I have encountered a somewhat strange behaviour. I use annotations to mark certain classes with a particular purpose, and then I use org.reflections library to find all the classes with the particular annotation. However when a class implements a method that returns a lambda function, the reflection won't find the annotated class anymore. The signature of the class is unchanged.

Example of annotation:

@Retention(RetentionPolicy.RUNTIME)
public @interface MyAnnotation {
   String someValue();
}

Using the annotation (EDIT - added the BaseClass):

public class BaseClass {

    public Consumer<Integer> doSomething(){ return null;}
}


@MyAnnotation(someValue = "a")
public class FooBar extends BaseClass {

    @Override
    public Consumer<Integer> doSomething() {
        return null;
    }
}



@MyAnnotation(someValue = "bazbar")
public class BarClass extends BaseClass {

    @Override
    public  Consumer<Integer> doSomething(){
        return (x) -> {};
    }
}

Finding the annotations

private static final Reflections reflections = new Reflections("com.mypackage");

Set<Class<?>> clazzes  = reflections.getTypesAnnotatedWith(MyAnnotation.class);

Now - the set 'clazzes' only contains 1 single class, the FooBar class.
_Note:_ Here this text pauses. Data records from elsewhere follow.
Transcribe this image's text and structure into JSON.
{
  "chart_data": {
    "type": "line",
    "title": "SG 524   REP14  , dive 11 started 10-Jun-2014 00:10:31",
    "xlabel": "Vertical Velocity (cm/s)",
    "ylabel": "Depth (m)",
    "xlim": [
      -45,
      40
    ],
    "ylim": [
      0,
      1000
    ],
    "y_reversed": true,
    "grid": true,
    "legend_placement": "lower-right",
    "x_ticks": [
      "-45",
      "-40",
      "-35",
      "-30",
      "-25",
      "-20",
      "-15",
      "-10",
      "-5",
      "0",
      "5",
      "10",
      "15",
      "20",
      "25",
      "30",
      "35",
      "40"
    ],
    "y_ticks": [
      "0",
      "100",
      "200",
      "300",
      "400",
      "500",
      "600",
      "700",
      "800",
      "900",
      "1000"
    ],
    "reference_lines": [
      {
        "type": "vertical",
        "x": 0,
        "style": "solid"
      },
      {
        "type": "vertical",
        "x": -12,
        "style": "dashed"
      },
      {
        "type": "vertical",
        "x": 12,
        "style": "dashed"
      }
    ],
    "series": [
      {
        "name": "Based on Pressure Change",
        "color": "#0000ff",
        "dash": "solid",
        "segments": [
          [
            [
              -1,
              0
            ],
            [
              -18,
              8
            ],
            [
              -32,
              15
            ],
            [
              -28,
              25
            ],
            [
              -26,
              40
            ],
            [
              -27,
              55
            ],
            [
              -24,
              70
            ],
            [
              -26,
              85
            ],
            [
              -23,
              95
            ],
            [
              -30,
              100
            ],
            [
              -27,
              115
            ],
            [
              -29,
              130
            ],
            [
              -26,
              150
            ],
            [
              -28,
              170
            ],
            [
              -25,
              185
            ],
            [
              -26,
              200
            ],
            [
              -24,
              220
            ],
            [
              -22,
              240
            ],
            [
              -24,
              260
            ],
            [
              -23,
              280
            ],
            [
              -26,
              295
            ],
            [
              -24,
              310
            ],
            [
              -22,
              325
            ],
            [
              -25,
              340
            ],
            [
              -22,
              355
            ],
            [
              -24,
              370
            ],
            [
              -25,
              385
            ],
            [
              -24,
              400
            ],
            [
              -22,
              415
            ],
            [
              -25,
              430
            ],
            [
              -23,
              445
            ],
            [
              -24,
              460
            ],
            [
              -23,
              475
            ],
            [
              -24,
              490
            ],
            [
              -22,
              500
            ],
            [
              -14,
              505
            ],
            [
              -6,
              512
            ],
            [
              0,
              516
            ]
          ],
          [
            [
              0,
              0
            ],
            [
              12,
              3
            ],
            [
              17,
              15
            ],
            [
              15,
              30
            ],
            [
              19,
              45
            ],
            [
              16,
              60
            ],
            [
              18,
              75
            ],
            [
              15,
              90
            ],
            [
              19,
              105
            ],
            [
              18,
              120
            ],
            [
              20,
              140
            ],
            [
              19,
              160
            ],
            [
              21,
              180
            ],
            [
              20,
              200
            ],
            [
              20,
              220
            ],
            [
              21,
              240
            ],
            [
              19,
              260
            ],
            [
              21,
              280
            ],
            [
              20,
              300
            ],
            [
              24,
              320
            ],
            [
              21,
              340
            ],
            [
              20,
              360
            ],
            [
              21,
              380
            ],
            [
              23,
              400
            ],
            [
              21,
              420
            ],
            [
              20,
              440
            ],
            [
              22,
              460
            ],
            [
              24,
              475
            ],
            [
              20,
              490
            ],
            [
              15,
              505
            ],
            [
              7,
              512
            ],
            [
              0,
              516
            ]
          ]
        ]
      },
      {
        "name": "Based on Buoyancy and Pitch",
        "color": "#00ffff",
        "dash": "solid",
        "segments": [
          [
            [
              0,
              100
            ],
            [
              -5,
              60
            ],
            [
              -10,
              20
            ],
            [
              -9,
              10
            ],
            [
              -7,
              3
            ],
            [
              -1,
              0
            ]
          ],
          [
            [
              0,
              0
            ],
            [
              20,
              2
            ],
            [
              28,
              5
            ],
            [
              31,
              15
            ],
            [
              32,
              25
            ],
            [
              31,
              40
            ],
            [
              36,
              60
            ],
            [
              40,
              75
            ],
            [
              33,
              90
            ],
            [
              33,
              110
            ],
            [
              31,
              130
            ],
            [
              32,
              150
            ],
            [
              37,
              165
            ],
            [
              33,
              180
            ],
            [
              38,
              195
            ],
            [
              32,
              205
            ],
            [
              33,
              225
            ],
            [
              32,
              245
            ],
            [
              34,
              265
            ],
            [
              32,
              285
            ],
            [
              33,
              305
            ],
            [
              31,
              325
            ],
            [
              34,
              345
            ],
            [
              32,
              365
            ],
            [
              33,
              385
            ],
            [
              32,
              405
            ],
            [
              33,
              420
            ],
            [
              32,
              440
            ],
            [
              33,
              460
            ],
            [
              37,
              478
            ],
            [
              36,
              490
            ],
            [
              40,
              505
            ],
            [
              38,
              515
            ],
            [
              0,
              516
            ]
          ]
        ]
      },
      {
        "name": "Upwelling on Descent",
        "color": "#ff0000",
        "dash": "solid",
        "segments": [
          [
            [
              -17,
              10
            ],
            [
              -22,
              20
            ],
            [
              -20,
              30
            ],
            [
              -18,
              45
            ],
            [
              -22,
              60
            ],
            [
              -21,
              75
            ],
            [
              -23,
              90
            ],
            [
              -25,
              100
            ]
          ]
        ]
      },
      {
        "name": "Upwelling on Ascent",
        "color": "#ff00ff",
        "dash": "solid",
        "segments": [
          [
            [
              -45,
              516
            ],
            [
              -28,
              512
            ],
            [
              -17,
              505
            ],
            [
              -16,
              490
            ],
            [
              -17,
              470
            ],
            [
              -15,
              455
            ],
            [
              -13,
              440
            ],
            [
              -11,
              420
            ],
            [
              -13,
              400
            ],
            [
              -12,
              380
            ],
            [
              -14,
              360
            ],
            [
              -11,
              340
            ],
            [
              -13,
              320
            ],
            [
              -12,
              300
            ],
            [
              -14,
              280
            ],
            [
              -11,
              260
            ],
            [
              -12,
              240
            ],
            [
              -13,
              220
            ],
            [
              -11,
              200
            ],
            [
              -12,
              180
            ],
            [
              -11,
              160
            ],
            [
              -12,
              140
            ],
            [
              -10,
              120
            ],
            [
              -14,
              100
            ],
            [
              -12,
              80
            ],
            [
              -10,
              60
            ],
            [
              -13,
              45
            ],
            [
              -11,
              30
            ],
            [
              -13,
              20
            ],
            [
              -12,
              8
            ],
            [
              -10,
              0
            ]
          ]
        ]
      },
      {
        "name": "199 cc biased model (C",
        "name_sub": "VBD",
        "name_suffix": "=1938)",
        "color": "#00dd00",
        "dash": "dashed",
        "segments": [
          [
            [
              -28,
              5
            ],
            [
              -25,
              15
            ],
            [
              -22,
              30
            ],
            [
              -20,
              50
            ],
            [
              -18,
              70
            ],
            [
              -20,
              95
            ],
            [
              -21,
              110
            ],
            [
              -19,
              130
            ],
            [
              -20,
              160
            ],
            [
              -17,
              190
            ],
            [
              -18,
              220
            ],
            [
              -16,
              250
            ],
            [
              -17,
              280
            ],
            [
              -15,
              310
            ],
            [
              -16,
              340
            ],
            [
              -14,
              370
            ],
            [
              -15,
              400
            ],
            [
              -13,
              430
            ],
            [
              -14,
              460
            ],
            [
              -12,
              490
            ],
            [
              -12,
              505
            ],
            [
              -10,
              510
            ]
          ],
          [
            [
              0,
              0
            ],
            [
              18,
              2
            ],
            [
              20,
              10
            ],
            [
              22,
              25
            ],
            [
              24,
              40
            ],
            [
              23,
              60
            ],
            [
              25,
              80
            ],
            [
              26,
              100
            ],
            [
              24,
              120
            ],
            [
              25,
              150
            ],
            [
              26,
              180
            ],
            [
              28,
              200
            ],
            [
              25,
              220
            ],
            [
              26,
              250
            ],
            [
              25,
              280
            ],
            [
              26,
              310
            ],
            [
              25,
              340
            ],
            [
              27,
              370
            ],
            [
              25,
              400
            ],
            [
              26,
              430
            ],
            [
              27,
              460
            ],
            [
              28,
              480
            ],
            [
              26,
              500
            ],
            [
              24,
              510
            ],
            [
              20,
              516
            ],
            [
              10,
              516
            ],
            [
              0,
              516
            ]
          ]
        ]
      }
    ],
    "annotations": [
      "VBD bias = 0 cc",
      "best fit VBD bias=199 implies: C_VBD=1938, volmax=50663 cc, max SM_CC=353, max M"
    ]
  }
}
If I remove the lambda return value from the BazBar class that one too shows up, but as soon as one method in the class returns a lambda the reflection wont work.

I'm lost, any ideas?

回答1:

From the issues list it seems that this library isn't fit for Java 8 features yet. I think your best bet is reporting this problem and maybe provide a fix.



回答2:

You may perform the lookup without any third-party code as follows:

private static <T extends Annotation> Set<Class<?>> getAnnotated(
        Class<?> context, Class<T> anno) throws IOException, URISyntaxException {

    URI clURI = context.getResource(context.getSimpleName()+".class").toURI();
    if(!clURI.getScheme().equals("file")) try {
        FileSystems.getFileSystem(clURI);
    } catch(FileSystemNotFoundException ex) {
        FileSystems.newFileSystem(clURI, Collections.emptyMap());
    }
    String pkg=context.getPackage().getName();
    return Files.list(Paths.get(clURI).getParent())
        .map(p->p.getFileName().toString())
        .filter(s->s.endsWith(".class"))
        .map(s->s.substring(0, s.length()-6))
        .map(s-> { try {
            return context.getClassLoader().loadClass(pkg+'.'+s);
          } catch(ClassNotFoundException ex) { return null; } })
        .filter(c -> c!=null && c.isAnnotationPresent(anno))
        .collect(Collectors.toSet());
}

The advantage of Path over good old File is that it abstracts over the filesystem (storage) and thus can be used to list package members even if the Class is stored in a jar file (or any other kind of class storage for which a FileSystemProvider exists).

You may use it as

Set<Class<?>> clazzes  = getAnnotated(context, MyAnnotation.class);

where context is a Class within the package for which you want to get a annotated classes.